Nel 1603, dal matrimonio con Lucrezia di Piero Triboli, nasceva il figlio Francesco. Compare di battesimo figura Riccardo di Giovanni Riccardi, esponente illustre del nobile casato fiorentino e iniziatore della raccolta di famiglia. Raccolta di antichità, in primo luogo, conservata, prima dell’acquisto del palazzo mediceo in via Larga nel 1659, nel palazzo e nel giardino di Gualfonda (o Valfonda). Qui – come emerge dall’inventario redatto all’indomani della morte (1612) di corredo al fidecommesso con il quale, nel testamento rogato l’anno precedente (V. Gelli, Documenti riccardiani: diario di un progetto di archiviazione informatica, in Studi di Memofonte, 2009, n. 3 [www.memofonte.it]), Riccardo aveva vincolato gli oggetti d’arte – uno «stanzone» risulta affittato «per scudi sei di moneta l’anno» a Orazio Mochi, che «sene serve per lavorarvi di scultura» (Archivio di Stato di Firenze, Fondo Riccardi 258, Libro d’inventari di Riccardo Romolo Riccardi, 1612, cc. 1-2). Non è escluso, dunque, che le prime prove fiorentine di Orazio debbano rintracciarsi nell’ambito delle attività collezionistiche di un tale importante mecenate, magari nel restauro di statue antiche per il quale Orazio è documentato già dal 1606 presso la galleria medicea (pagamento del 14 settembre per una testa di Giove e per un torso di un Ercole: Collezionismo mediceo, I.2, p. 135 n. 496).

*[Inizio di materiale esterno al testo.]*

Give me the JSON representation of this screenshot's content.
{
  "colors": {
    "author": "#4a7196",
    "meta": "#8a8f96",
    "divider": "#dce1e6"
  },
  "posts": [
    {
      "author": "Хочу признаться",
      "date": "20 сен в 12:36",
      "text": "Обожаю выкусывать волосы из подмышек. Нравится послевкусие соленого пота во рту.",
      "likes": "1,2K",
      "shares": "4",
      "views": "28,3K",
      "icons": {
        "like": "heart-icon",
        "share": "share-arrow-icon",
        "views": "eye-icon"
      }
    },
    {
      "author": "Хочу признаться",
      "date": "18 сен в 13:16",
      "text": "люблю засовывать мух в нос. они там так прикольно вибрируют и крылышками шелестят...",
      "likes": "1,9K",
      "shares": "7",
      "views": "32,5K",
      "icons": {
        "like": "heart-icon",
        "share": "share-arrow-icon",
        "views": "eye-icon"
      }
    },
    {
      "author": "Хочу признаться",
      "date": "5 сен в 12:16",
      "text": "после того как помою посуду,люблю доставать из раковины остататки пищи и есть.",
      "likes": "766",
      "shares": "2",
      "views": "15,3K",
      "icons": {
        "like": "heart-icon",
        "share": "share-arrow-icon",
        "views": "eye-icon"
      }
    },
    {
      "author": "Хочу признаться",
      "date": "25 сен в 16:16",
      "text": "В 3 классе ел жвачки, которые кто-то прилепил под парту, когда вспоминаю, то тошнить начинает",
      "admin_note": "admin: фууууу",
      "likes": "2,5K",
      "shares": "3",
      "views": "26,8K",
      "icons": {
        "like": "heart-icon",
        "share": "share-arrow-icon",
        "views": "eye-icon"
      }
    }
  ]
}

Fin dal 1604 è attestata la presenza di Orazio presso le botteghe granducali. Il suo nome compare già da quell’anno, e poi nel seguente, nella «listra del stribuzione del Santo Giovanni», una regalia festiva offerta alle maestranze della Galleria (ibid., p. 592); mentre in aprile è registrato un pagamento per quattro modelli in cera di vasi «per deliberare a uno vaso di gioia che a fare messere istefano milanese»: i primi tre presentavano tre diverse «inventioni» ciascuno, utili a decidere cosa raffigurare e come farlo; l’ultimo, «tondo prefeto in somita del orlo chavato interzo tre labri cho tre manichi in terzo», doveva servire per la scelta dei manici, modellati ciascuno secondo una foggia diversa (in Fock, p. 112, n. 106). Risulta fin da qui dunque ben attestato il suo ruolo di modellatore, e nel caso specifico, poi, per un’opera di Stefano Caroni, della rinomata famiglia milanese di intagliatori, che con il fratello Ambrogio si era trasferito su invito di Francesco I a Firenze già nel 1572 a lavorare nelle officine granducali, rinforzate dall’arrivo appena qualche tempo dopo del lombardo Giorgio Gaffurri con i figli: tra di loro quel «Cristofano milanese» impegnato nell’esecuzione di un Noli me tangere da farsi «di gioie» per un «tabernacolo di cristallo orientale» per il quale lo stesso Orazio, in una nota di guardaroba del 2 apr. 1615, risulta aver realizzato «13 pezzi di modellini di cera e terra» (Collezionismo mediceo ..., I.2, p. 659). Con Stefano Caroni Orazio dovette essere legato anche da un rapporto simile al discepolato se in una lettera della Guardaroba dell’11 ag. 1605, nel definire le assegnazioni ai diversi artefici dei lavori per il ciborio che si stava allestendo nella cappella dei Principi in S. Lorenzo, si fa il nome di Orazio per eseguire due nicchie e le rispettive figurine di Evangelisti, tanto i modelli quanto la realizzazione finale in pietre dure: «et invero si vede esser molto afetato ediligente emasimo et sendo apresso a m. stefano si puo seno pensare che abbi ain camminar bene» (Giusti, in La cappella dei Principi ..., p. 263).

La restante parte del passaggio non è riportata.